Here, we found a novel pathogenic mutation in ANK1. We present the case of a 51-year-old man repeatedly experiencing fatigue and yellow urine for 10 years. The patient had undergone cholecystectomy. He had suffered hyperbilirubinemia and had undergone a bone marrow puncture when he was an infant (data not available). There is no similar history in his family. Laboratory tested revealed the following: white blood cell count, 6.14 × 109/L; RBC count, 3.39 × 1012/L; hemoglobin, 99 g/L; mean corpuscular volume, 83.8 fL; platelet count, 145 × 109/L; reticulocyte count, 9.41%; total bilirubin, 96.2 μmol/L (reference value: 1.7–25.6 μmol/L); indirect bilirubin, 79.7 μmol/L (reference value: 0.1–21 μmol/L); total iron binding capacity, 51.4 μmol/L; iron, 12.5 μmol/L; transferrin saturation, 24.3%; ferritin, 523.41 μg/L; copper protein, 282 mg/L. B ultrasound revealed hepatomegaly and splenomegaly. Peripheral blood smear showed 40% spherical RBCs by microscopy. The erythrocyte OFT was normal. For differential diagnosis, the patient underwent the following tests: sucrose hemolysis, serum acidification hemolysis, Coombs, alkali denaturation, hemoglobin A2, hemoglobin electrophoresis, hemoglobin H inclusion body, modified globin body, isopropyl alcohol, methemoglobin reduction, glucose 6-phosphate dehydrogenase fluorescent spot, and glucose 6-phosphate dehydrogenase activity tests, all of which yielded normal results. Therefore, the diagnosis of HS was confirmed. In addition, upper abdominal nuclear magnetic resonance (NMR) spectroscopy revealed iron deposition in the liver and spleen. A liver biopsy indicated liver hemosiderosis with mild fibrosis, and, in view of the normal transferrin saturation, he was diagnosed with secondary hemochromatosis.
Then, we detected 6 exons of HS-related genes through next-generation high-throughput sequencing. Analyzing the function of and variation in each gene, it was found that the ANK1, SPTA1, and SPTB genes were mutants (Table 1) without SLC4A1, EPB42, or EPB41 gene mutations. According to the classification of genetic variants published by the American College of Medical Genetics and Genomics (ACMG), ANK1 (MN_000037.3) exon 26: c.2803C→T was suspected pathogenic mutation, which was ultimately verified by Sanger sequencing (Fig. 1). His father had passed away and had no clinical manifes-tations while alive, and the blood smear results of the patient’s mother, son, and daughter were all normal. Therefore, it was considered a novel nonsense mutation.

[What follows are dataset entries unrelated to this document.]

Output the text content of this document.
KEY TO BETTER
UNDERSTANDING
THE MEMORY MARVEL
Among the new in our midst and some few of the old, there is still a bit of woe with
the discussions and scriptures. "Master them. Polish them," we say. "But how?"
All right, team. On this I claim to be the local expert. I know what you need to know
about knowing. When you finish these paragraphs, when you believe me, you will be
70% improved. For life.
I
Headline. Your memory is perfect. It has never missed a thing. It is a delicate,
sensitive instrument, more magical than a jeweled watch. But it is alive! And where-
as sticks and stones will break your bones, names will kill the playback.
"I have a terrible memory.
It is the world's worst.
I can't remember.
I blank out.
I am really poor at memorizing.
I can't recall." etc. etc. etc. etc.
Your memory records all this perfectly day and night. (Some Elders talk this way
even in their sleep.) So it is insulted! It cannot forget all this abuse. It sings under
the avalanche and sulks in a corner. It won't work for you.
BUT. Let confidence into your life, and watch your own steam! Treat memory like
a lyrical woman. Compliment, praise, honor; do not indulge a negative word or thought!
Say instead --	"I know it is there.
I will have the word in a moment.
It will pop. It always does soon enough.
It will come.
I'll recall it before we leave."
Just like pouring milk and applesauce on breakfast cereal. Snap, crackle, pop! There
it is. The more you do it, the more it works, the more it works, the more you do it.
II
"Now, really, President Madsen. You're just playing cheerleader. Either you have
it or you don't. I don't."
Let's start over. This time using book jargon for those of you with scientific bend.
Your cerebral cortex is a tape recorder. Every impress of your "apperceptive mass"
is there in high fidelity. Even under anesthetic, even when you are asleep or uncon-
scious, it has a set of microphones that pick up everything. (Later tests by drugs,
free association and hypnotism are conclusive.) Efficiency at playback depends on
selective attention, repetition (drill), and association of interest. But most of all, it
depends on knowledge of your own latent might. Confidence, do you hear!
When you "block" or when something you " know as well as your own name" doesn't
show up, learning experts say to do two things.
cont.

In summary, as HS is prone to be misdiagnosed and missed altogether, relevant medical projects should be performed thoroughly in medical institutions. Clinicians should also raise the awareness of HS and take it into account, especially in cases of unexplained jaundice. Here, we diagnosed a patient with HS and secondary hemochromatosis, and we found a novel nonsense mutation. Moreover, we used a new technique, upper abdominal NMR spectroscopy, to assess the iron content of the liver, which could help predicting the prognosis. However, further clinical studies still need to be performed to explore the genetic types and hereditary characteristics of HS.